I am writing to you from sanctuary house, a place I sometimes think I wished into existence. During the last few years, I lived in a dark little duplex that was a source of paranoia and harbor for bad memories. One day, I was at my friend Sarah Norris’ house and she asked me to write down what my house should be, as though it already was. “My house is a welcoming place of solace,” I scribbled. Three months later, my life had fallen apart and I woke up in my Chattanooga, TN rental house with the realization that it was an actual sanctuary- cathedral ceilings, a light-up cross hung where I couldn’t get it down, and mosaic alters in the kitchen and bathroom. A welcoming place of solace for me as I put the pieces back together, a place for long baths and late night reading, a place where no one could stop me from leaving my Christmas tree up in my bedroom until Valentine’s Day.
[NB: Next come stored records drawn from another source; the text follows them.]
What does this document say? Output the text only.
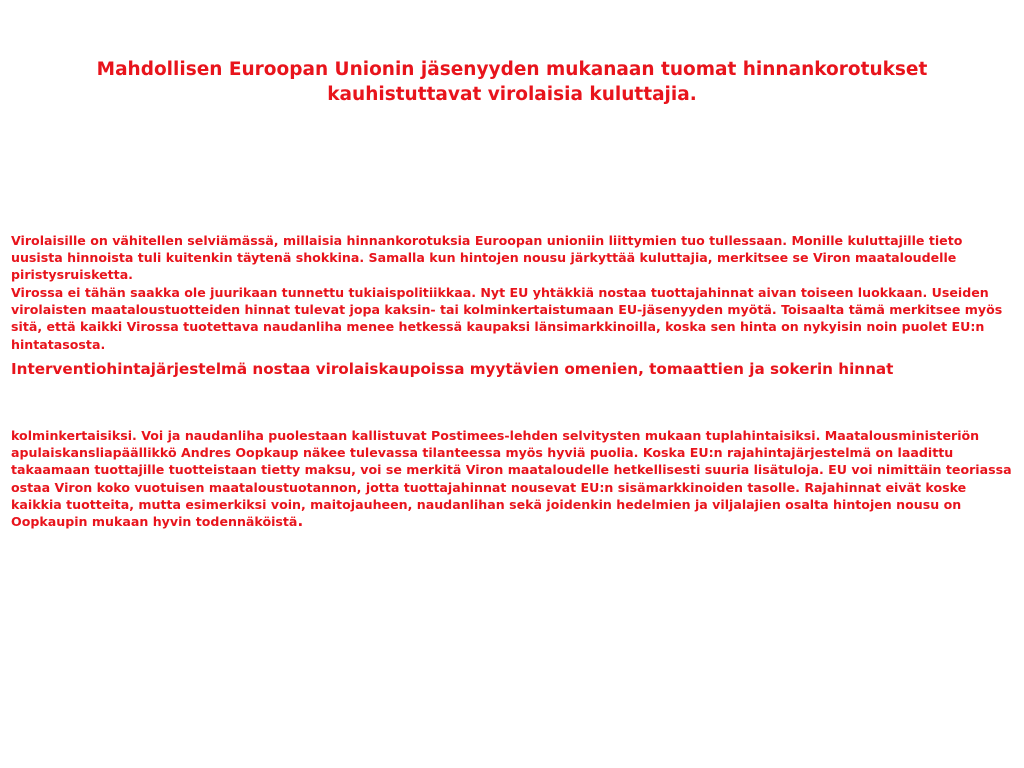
Mahdollisen Euroopan Unionin jäsenyyden mukanaan tuomat hinnankorotukset kauhistuttavat virolaisia kuluttajia.

Virolaisille on vähitellen selviämässä, millaisia hinnankorotuksia Euroopan unioniin liittymien tuo tullessaan. Monille kuluttajille tieto uusista hinnoista tuli kuitenkin täytenä shokkina. Samalla kun hintojen nousu järkyttää kuluttajia, merkitsee se Viron maataloudelle piristysruisketta.

Virossa ei tähän saakka ole juurikaan tunnettu tukiaispolitiikkaa. Nyt EU yhtäkkiä nostaa tuottajahinnat aivan toiseen luokkaan. Useiden virolaisten maataloustuotteiden hinnat tulevat jopa kaksin- tai kolminkertaistumaan EU-jäsenyyden myötä. Toisaalta tämä merkitsee myös sitä, että kaikki Virossa tuotettava naudanliha menee hetkessä kaupaksi länsimarkkinoilla, koska sen hinta on nykyisin noin puolet EU:n hintatasosta.

Interventiohintajärjestelmä nostaa virolaiskaupoissa myytävien omenien, tomaattien ja sokerin hinnat

kolminkertaisiksi. Voi ja naudanliha puolestaan kallistuvat Postimees-lehden selvitysten mukaan tuplahintaisiksi. Maatalousministeriön apulaiskansliapäällikkö Andres Oopkaup näkee tulevassa tilanteessa myös hyviä puolia. Koska EU:n rajahintajärjestelmä on laadittu takaamaan tuottajille tuotteistaan tietty maksu, voi se merkitä Viron maataloudelle hetkellisesti suuria lisätuloja. EU voi nimittäin teoriassa ostaa Viron koko vuotuisen maataloustuotannon, jotta tuottajahinnat nousevat EU:n sisämarkkinoiden tasolle. Rajahinnat eivät koske kaikkia tuotteita, mutta esimerkiksi voin, maitojauheen, naudanlihan sekä joidenkin hedelmien ja viljalajien osalta hintojen nousu on Oopkaupin mukaan hyvin todennäköistä.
The time for us to part is quickly approaching. I am sorry to leave you, sanctuary house. I am sorry I cannot stop your next owner from ruining you with neutral colors and floors that are easy to clean. I am sorry they probably will not love your army of chipmunks, thieving rabbits, overly-friendly opossums or artistic spiders in the way I have. This year at the Thanksgiving table, I will say, I am thankful for my little house and the rest it has given me.

This will be my last meal in Sanctuary House before moving out on Saturday. As you can see from the recipe below, I stretched one pound of meat with handfuls of other things to feed four people, twice. It’s full of all the ingredients I’m trying to use up from my pantry and freezer. I’ll cook it in one 10.25” pan because Sanctuary House has a tiny oven and no dishwasher. Then I’ll move on to another place I will not stay and another, and another (that’s a fancy way of saying I’m a bit homeless in December). On January 1, I move into a place that is like a cabin dollhouse. I’ve decided to call it Little House in the Big Yard after Laura Ingalls Wilder’s book and nomadic life.
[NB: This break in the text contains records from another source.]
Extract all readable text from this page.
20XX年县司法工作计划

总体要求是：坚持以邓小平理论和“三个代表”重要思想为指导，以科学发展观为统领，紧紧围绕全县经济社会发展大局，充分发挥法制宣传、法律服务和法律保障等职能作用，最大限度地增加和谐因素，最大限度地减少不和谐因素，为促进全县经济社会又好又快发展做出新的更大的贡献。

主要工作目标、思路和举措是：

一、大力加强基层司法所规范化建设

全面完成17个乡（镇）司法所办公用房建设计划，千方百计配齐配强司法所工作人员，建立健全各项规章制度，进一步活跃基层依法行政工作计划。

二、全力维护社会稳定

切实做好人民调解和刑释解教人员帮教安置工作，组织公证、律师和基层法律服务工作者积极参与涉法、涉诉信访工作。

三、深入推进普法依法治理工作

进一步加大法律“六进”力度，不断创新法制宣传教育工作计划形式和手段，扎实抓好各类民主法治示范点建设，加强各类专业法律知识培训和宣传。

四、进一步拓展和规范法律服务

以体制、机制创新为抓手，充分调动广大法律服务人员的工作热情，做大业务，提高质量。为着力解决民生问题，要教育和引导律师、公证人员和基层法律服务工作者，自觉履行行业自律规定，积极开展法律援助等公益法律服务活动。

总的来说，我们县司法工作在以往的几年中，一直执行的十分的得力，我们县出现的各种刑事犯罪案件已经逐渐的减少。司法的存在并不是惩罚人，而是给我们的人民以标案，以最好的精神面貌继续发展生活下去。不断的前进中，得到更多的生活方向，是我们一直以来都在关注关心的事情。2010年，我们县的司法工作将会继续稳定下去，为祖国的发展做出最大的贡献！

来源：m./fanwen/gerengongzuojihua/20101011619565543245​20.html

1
Special thanks to my Mom, who did the prop styling for these photos because all my props are already packed away!

Meatballs and Grains

-serves 4, twice

Here are the things you absolutely need:
1 pound meat (I used lamb. Use whatever as long as it’s not too lean)
1 pound frozen spinach (you can use whatever greens you have cooked and chopped, as long as you squeeze the liquid out of them)
1/2 cup medium grind cornmeal
2T buttermilk or yogurt
1 t kosher salt
1 large egg
whole grains such as farro, barley or quinoa
chicken stock

Here are the flavorings I used, but you can sub in what you have/like:
1/2 cup crumbled sheep’s milk feta
zest of one lemon
1/3 cup roughly chopped walnuts
several large pinches finely chopped rosemary

**Half these meatballs will totally fit in a 10.25” skillet, but you won’t get much farro in there with them. If you have a regular sized oven, go ahead and make half the meatballs in a 12” pan.
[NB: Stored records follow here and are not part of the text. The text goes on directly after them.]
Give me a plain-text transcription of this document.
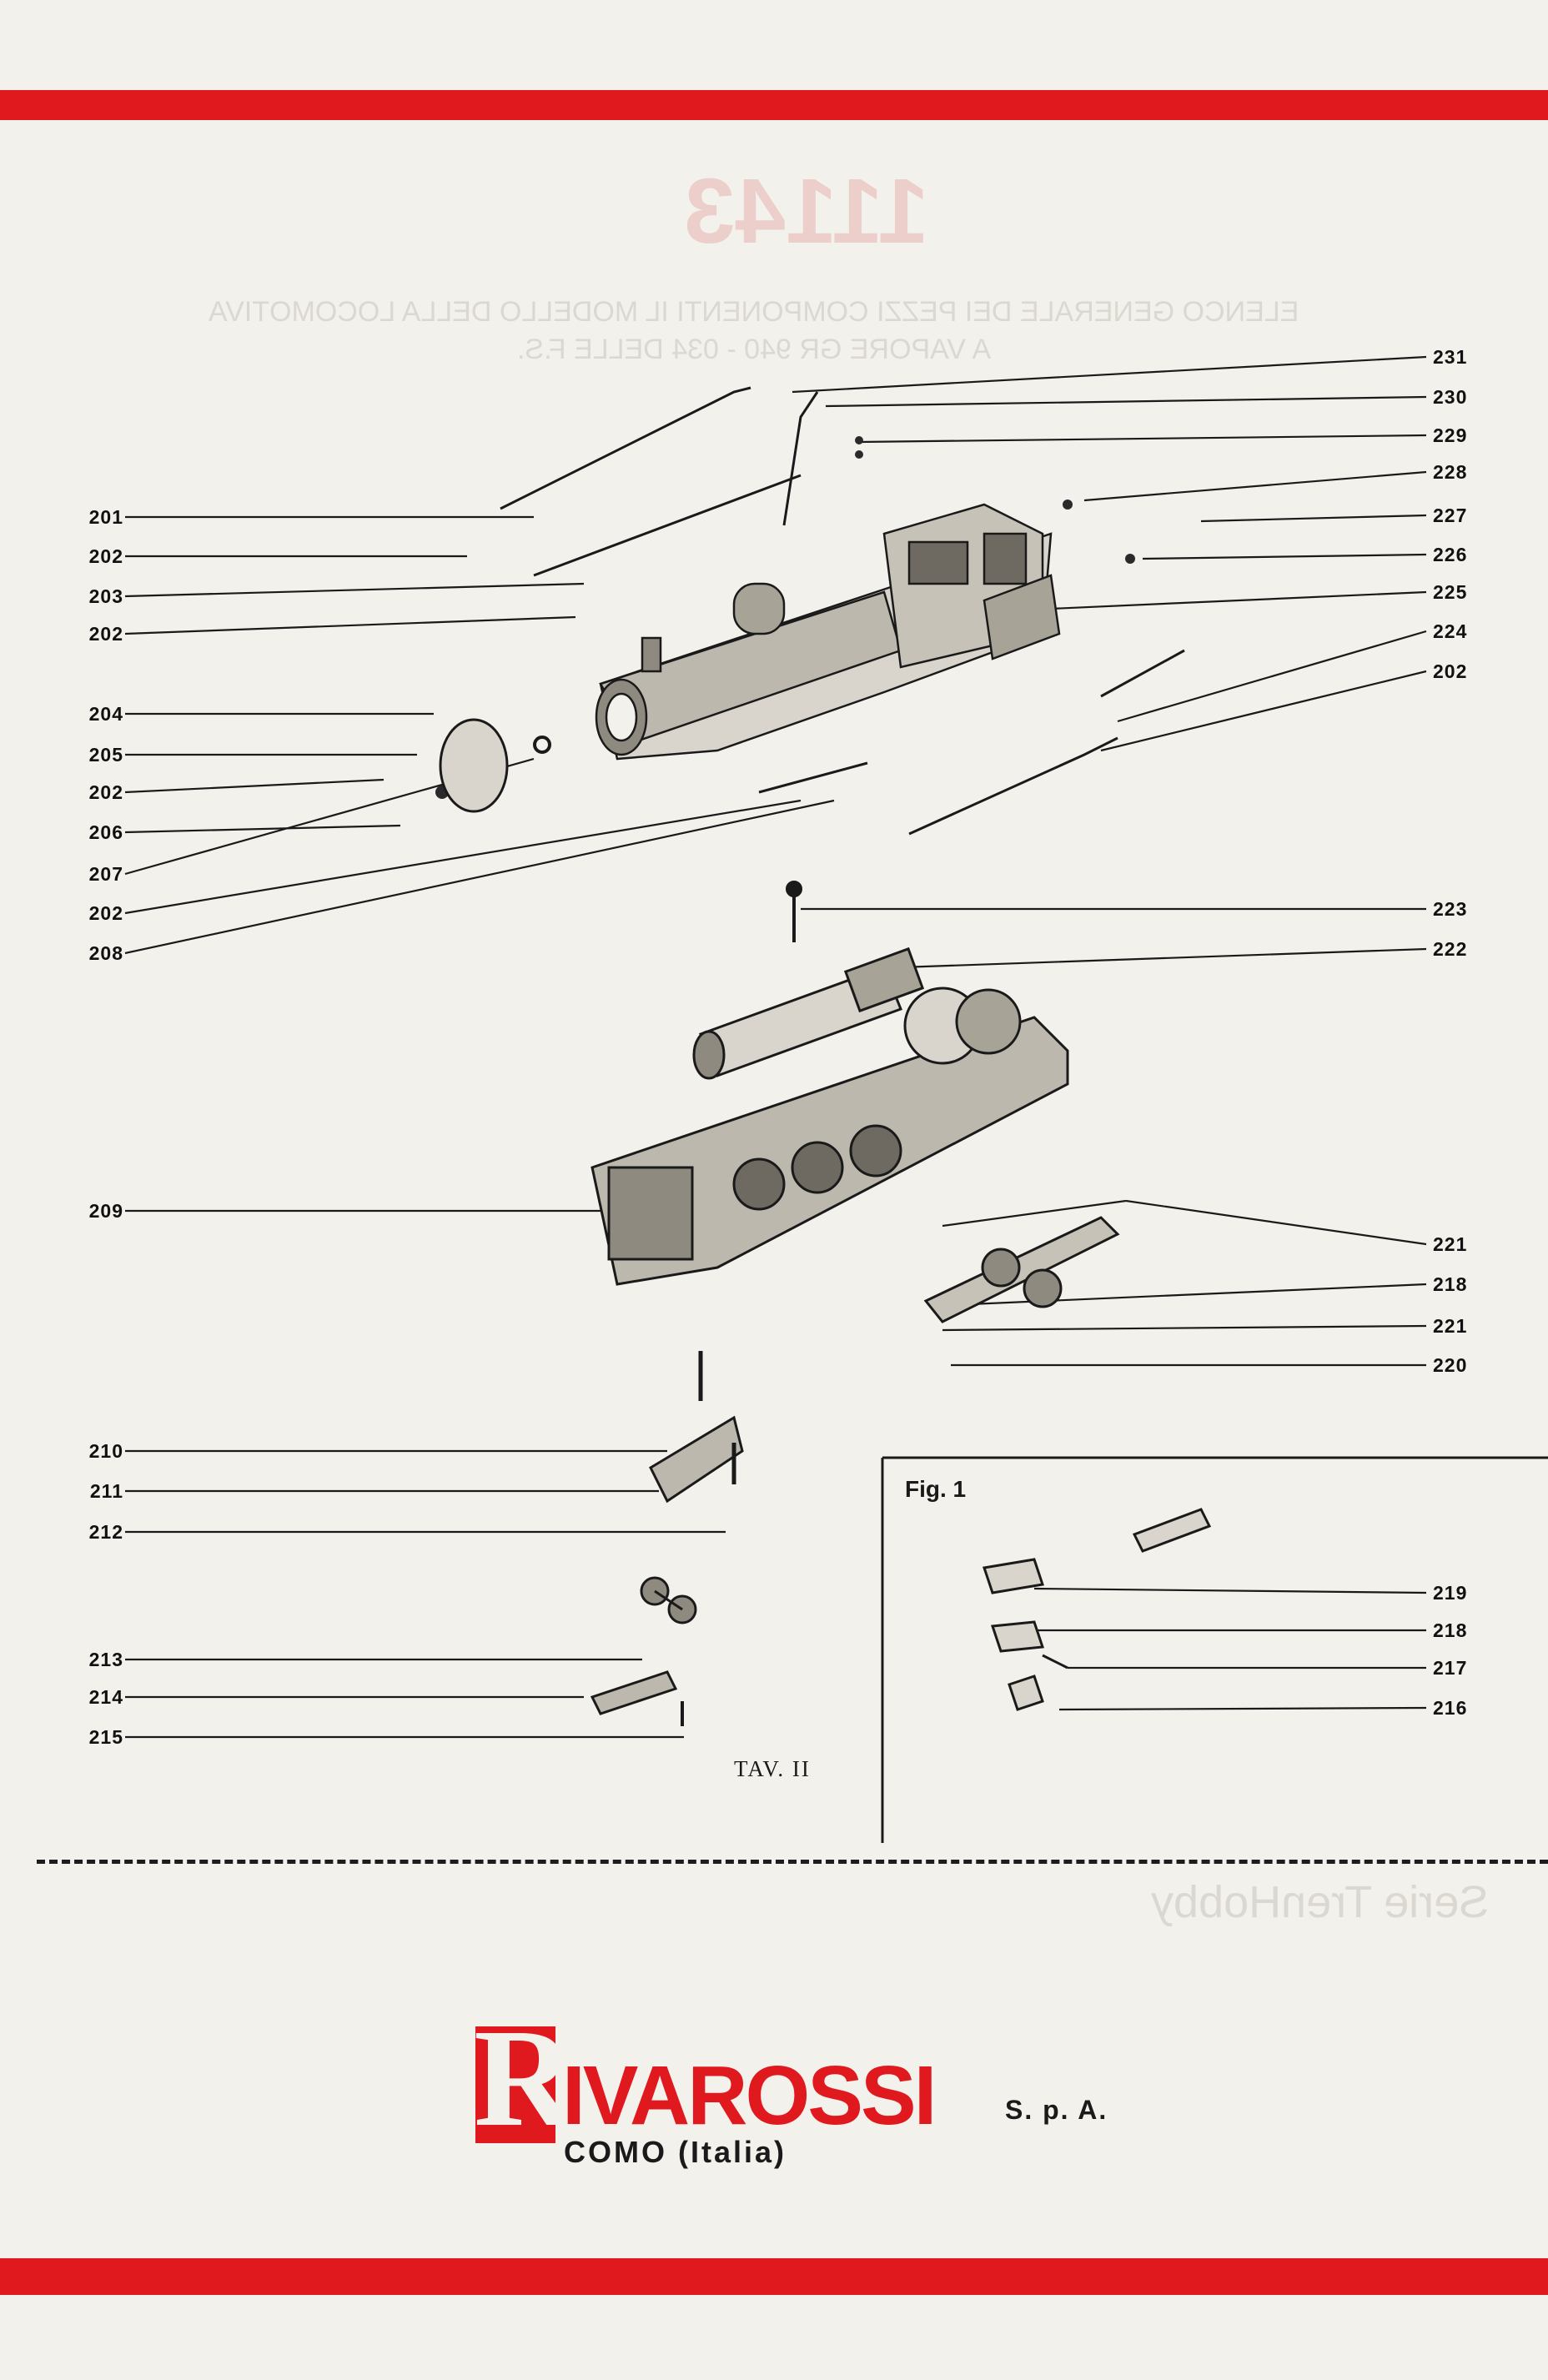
11143
ELENCO GENERALE DEI PEZZI COMPONENTI IL MODELLO DELLA LOCOMOTIVA
A VAPORE GR 940 - 034 DELLE F.S.
Serie TrenHobby
201
202
203
202
204
205
202
206
207
202
208
209
210
211
212
213
214
215
231
230
229
228
227
226
225
224
202
223
222
221
218
221
220
Fig. 1
219
218
217
216
TAV. II
R
IVAROSSI	S. p. A.
COMO (Italia)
1. Mix everything but the meat together until it is well incorporated. Form 1.5” balls (that’s about 36g each). You’ll get between 25 and 30 meatballs, depending on your flavorings.
2. Preheat oven to 350.
3. Set aside half the meatballs, some grains and some stock for a super easy meal later. Get a skillet** nice a hot over medium high and add 2T neutral oil. Brown the remaining meatballs on the top and bottom, pressing them down so they’re a little flat.
4. Pour chicken stock in the pan until the meatballs are liiiike 80% submerged. Bring it to a simmer.
5. Cover as tightly as possible and bake. You’re going to bake them for 30 minutes total and add the grains in at a point that you will determine by their cooking needs. So for example, I used soaked farro, which should cook in 10-15 minutes- I added it to the meatballs pan 15 minutes through cooking. I don’t worry too much about measuring out the grains. If you put too many in there, you can always add some extra stock later. Just eyeball a 1:2 grains:liquid ratio.
6. Cover the pan back up and finish baking. Serve with dollops of yogurt.